In early March, U.S. Representatives Artur Davis (D-AL) and Phil English (R-PA) introduced trade legislation that would expand the ability of U.S. domestic industries to obtain relief from unfair trade. The Nonmarket Economy Trade Remedy Act of 2007 (H.R. 1229) would require application of countervailing duty law to both market and nonmarket economies, including China.
Currently, while the United States has imposed antidumping duties on imports from nonmarket economy (NME) countries, it has not applied the countervailing duty law against these imports because the market itself is subsidized in an NME. H.R. 1229 is designed to reverse this administrative decision and to require the administration to allow countervailing duty cases against NMEs, especially Chinese imports. Specifically, H.R. 1229 would amend Title VII of the Tariff Act of 1930 to require DOC to accept countervailing duty petitions against NMEs.

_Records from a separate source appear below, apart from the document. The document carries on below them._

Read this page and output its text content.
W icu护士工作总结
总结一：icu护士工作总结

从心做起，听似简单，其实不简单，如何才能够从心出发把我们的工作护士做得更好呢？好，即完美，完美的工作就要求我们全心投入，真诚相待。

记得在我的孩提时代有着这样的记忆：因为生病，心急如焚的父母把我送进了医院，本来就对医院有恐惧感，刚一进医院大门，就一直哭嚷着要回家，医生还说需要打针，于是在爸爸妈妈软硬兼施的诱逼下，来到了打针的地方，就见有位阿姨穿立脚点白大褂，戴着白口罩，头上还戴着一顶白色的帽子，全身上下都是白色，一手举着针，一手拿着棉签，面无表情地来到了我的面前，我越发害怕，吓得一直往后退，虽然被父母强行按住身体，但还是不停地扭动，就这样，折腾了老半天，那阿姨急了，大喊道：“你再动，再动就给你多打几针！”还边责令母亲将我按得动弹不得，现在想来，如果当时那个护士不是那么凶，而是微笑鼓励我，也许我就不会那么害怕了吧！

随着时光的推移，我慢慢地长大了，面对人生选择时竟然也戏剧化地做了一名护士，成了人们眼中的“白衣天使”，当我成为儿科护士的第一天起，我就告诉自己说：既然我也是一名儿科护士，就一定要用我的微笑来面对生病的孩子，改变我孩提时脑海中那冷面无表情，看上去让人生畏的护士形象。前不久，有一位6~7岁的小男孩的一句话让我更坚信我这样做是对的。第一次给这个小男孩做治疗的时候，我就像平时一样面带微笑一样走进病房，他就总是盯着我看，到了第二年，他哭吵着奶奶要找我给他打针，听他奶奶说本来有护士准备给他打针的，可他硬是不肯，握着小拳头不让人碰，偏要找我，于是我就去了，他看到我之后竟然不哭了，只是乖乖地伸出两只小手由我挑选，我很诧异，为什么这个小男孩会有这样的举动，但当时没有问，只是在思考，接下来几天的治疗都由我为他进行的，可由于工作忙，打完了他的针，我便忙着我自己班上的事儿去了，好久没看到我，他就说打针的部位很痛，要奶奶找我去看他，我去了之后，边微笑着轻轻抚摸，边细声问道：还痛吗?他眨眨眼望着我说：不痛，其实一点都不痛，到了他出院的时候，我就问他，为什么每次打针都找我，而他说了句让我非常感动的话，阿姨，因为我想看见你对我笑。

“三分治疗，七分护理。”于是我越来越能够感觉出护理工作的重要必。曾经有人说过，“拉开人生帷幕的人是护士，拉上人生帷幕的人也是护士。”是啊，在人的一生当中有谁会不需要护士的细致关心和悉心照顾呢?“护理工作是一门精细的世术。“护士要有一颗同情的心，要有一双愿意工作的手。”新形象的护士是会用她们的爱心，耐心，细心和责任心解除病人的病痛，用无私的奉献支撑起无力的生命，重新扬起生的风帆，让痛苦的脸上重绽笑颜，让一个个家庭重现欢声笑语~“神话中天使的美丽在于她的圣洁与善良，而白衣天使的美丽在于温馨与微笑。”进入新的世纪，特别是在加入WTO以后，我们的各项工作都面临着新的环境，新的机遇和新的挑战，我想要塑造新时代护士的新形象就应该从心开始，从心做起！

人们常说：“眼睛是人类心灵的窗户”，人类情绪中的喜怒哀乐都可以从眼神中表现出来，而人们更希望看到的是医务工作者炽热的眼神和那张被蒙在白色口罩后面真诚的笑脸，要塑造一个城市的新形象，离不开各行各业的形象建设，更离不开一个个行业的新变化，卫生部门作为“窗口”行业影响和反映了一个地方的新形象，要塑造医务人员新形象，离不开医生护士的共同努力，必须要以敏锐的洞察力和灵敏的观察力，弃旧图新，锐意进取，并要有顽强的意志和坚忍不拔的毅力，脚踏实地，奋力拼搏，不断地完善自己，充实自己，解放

Another important point of H.R. 1229 would be to create a new mechanism in which congressional approval would be required to implement a decision by DOC to “graduate” a country to market economy status. Finally, H.R. 1229 would require the International Trade Commission (ITC) to conduct an annual study of Chinese government intervention to promote investment, employment and exports.
This legislation may not be necessary as DOC is now conducting its first countervailing duty investigation on coated free sheet paper from the People’s Republic of China.